Not for Fortune or Fame
Novelist-turned-attorney Tom Bouman writes for an audience of one

Published in 2024 Upstate New York Super Lawyers magazine
By Artika Rangan Casini on August 19, 2024
Do it for yourself. That was Tom Bouman’s guiding philosophy when writing the novel that would win both a 2015 Los Angeles Times Book Prize and an Edgar Allan Poe Award in the same year.
Accolades, however, were not on the attorney’s mind when he penned Dry Bones in the Valley, the first in a three-part series centering on Officer Henry Farrell. Instead, Bouman was looking for a different kind of story. He had been working in publishing for more than a decade, first as a sales assistant and later as an editor for a wide range of books—including the Hugo Award-winning Ancillary Justice. But he yearned for something more. “Something,” he says, “I wasn’t getting. It was just a logical next step to try to do it for my own benefit.”
So Bouman created Henry Farrell, a one-man police department in fictitious Wild Thyme, Pennsylvania. Or rather, he dreamed him. Bouman had made prior writing attempts, but didn’t make much progress until he heard Henry Farrell’s voice in his sleep. Although Bouman can’t remember what his character said, he vividly recalls the aftermath: “I woke up thinking, ‘I can do this now.’”
Having grown up on a dirt road in Susquehanna County, Bouman was drawn to a rural setting. He began writing Dry Bones in 2011, during the Marcellus Shale fracking boom and rise of heroin in his hometown—elements explored in his novels.
“I knew that 99% of what was submitted would never get published, and that much of what gets published would go unnoticed,” Bouman says. “I had to give up any notions of success and write the book I wanted.”
The success came anyway. Kirkus Reviews called his debut “rural noir at its finest”; The Washington Post dubbed it a “mesmerizing and often terrifying story”; and The New York Times said it was “beautifully written.”
“A lot of artists say it doesn’t matter, but of course it matters in that it makes you feel good and it connects with other people,” Bouman says. “I wrote it thinking, ‘Oh, this will never get published.’ Then, ‘Wait, it is going to? That’s great!’ That’s all I ever wanted. Everything else was a pleasant surprise.”
The first book would lead to a second, Fateful Mornings, about Farrell’s search for a missing woman.
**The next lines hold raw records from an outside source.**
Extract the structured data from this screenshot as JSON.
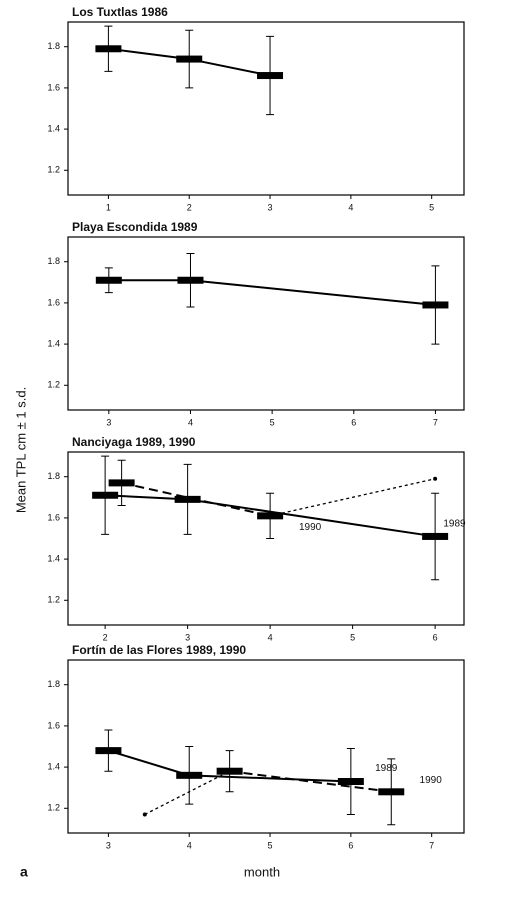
{
  "ylabel": "Mean TPL cm ± 1 s.d.",
  "xlabel": "month",
  "panel_label": "a",
  "chart_data": [
    {
      "type": "line",
      "title": "Los Tuxtlas 1986",
      "xlim": [
        0.5,
        5.4
      ],
      "ylim": [
        1.08,
        1.92
      ],
      "xticks": [
        1,
        2,
        3,
        4,
        5
      ],
      "yticks": [
        1.2,
        1.4,
        1.6,
        1.8
      ],
      "series": [
        {
          "color": "#000000",
          "line_style": "solid",
          "x": [
            1,
            2,
            3
          ],
          "values": [
            1.79,
            1.74,
            1.66
          ],
          "errors": [
            0.11,
            0.14,
            0.19
          ]
        }
      ]
    },
    {
      "type": "line",
      "title": "Playa Escondida 1989",
      "xlim": [
        2.5,
        7.35
      ],
      "ylim": [
        1.08,
        1.92
      ],
      "xticks": [
        3,
        4,
        5,
        6,
        7
      ],
      "yticks": [
        1.2,
        1.4,
        1.6,
        1.8
      ],
      "series": [
        {
          "color": "#000000",
          "line_style": "solid",
          "x": [
            3,
            4,
            7
          ],
          "values": [
            1.71,
            1.71,
            1.59
          ],
          "errors": [
            0.06,
            0.13,
            0.19
          ]
        }
      ]
    },
    {
      "type": "line",
      "title": "Nanciyaga 1989, 1990",
      "xlim": [
        1.55,
        6.35
      ],
      "ylim": [
        1.08,
        1.92
      ],
      "xticks": [
        2,
        3,
        4,
        5,
        6
      ],
      "yticks": [
        1.2,
        1.4,
        1.6,
        1.8
      ],
      "series": [
        {
          "name": "1989",
          "color": "#000000",
          "line_style": "solid",
          "x": [
            2,
            3,
            6
          ],
          "values": [
            1.71,
            1.69,
            1.51
          ],
          "errors": [
            0.19,
            0.17,
            0.21
          ]
        },
        {
          "name": "1990",
          "color": "#000000",
          "line_style": "dashed",
          "x": [
            2.2,
            4
          ],
          "values": [
            1.77,
            1.61
          ],
          "errors": [
            0.11,
            0.11
          ]
        },
        {
          "color": "#000000",
          "line_style": "dotted",
          "x": [
            4,
            6
          ],
          "values": [
            1.61,
            1.79
          ],
          "errors": [
            null,
            null
          ]
        }
      ]
    },
    {
      "type": "line",
      "title": "Fortín de las Flores 1989, 1990",
      "xlim": [
        2.5,
        7.4
      ],
      "ylim": [
        1.08,
        1.92
      ],
      "xticks": [
        3,
        4,
        5,
        6,
        7
      ],
      "yticks": [
        1.2,
        1.4,
        1.6,
        1.8
      ],
      "series": [
        {
          "name": "1989",
          "color": "#000000",
          "line_style": "solid",
          "x": [
            3,
            4,
            6
          ],
          "values": [
            1.48,
            1.36,
            1.33
          ],
          "errors": [
            0.1,
            0.14,
            0.16
          ]
        },
        {
          "name": "1990",
          "color": "#000000",
          "line_style": "dashed",
          "x": [
            4.5,
            6.5
          ],
          "values": [
            1.38,
            1.28
          ],
          "errors": [
            0.1,
            0.16
          ]
        },
        {
          "color": "#000000",
          "line_style": "dotted",
          "x": [
            3.45,
            4.5
          ],
          "values": [
            1.17,
            1.38
          ],
          "errors": [
            null,
            null
          ]
        }
      ]
    }
  ]
}
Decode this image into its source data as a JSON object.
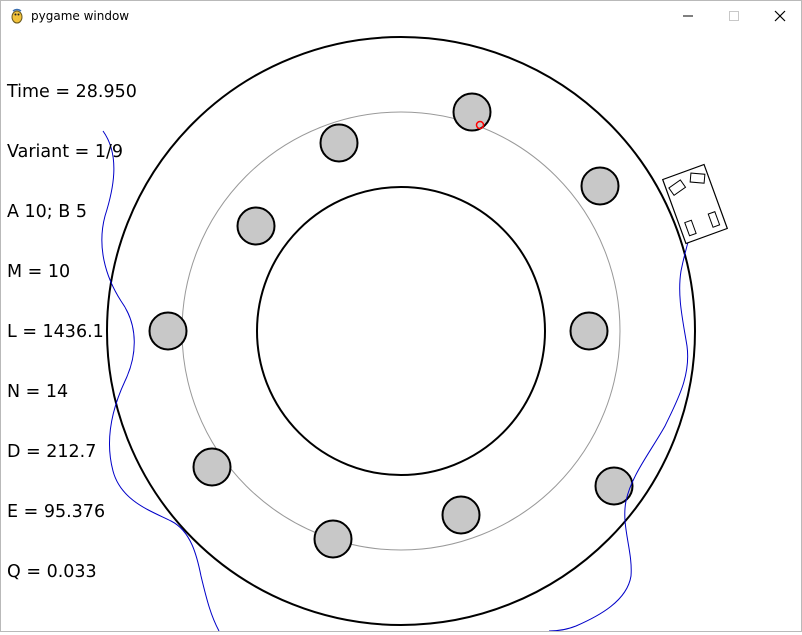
{
  "window": {
    "title": "pygame window",
    "app_icon": "pygame-snake-icon",
    "controls": {
      "minimize": "minimize-icon",
      "maximize": "maximize-icon",
      "close": "close-icon"
    }
  },
  "hud": {
    "time": "Time = 28.950",
    "variant": "Variant = 1/9",
    "ab": "A 10; B 5",
    "m": "M = 10",
    "l": "L = 1436.1",
    "n": "N = 14",
    "d": "D = 212.7",
    "e": "E = 95.376",
    "q": "Q = 0.033"
  },
  "colors": {
    "obstacle_fill": "#c8c8c8",
    "track_line": "#000000",
    "guide_circle": "#999999",
    "trajectory": "#0000c8",
    "target_marker": "#ff0000"
  }
}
The third, The Bramble and the Rose, concerns a mysterious, decapitated corpse. “I love crime novels that have a human propulsion,” says Bouman. “Henry Farrell is grieving a personal loss in the beginning. My hope is that he finds himself, and finds happiness again, throughout the books. That is, more or less, the trajectory of the series.”
Bouman’s daughter was born as he worked on Dry Bones. Living in Brooklyn at the time and wanting to raise a family outside of the city, he knew he’d need work outside of publishing. So he turned to a long family tradition. His father, grandfather, great-grandfather, uncles, aunts, and cousins had all practiced law; and, at age 35, he enrolled in the Dickinson School of Law.
Fateful Mornings was written during Bouman’s time there, and The Bramble and the Rose hit shelves shortly before COVID hit. With each, Bouman followed the same routine: Write at 6:00 a.m. every day, no excuses. “It was tough, but I couldn’t have completed them without that routine,” he says. “These were under contract, so it’s not like I couldn’t uncomplicatedly write them. I wanted to—and felt compelled to—finish the series, and I’m glad that I did.”
Now a partner at Coughlin & Gerhart in Binghamton, Bouman represents plaintiffs in personal injury matters, commercial litigation, trusts and estates, elder law, and guardianships. “It’s very natural to say that I’m an attorney when someone asks me what I do,” he says. “I love writing, but I don’t expect it to sustain my family. It’s something I will do, just not as a career.”
Each night, Bouman enjoys reading with his daughters, Lea, 7, and Barbara, 12. He is also working on a book they can read while they’re still young—“because they definitely can’t read my books now,” he laughs.
This middle-grade novel is a rural-set fantasy, wherein the protagonist and her family move into a home with a connection to the fairy world. Bouman keeps the details close and approaches it in his typical form: not for fortune or fame.
“It’s just something I would have liked when I was a kid.”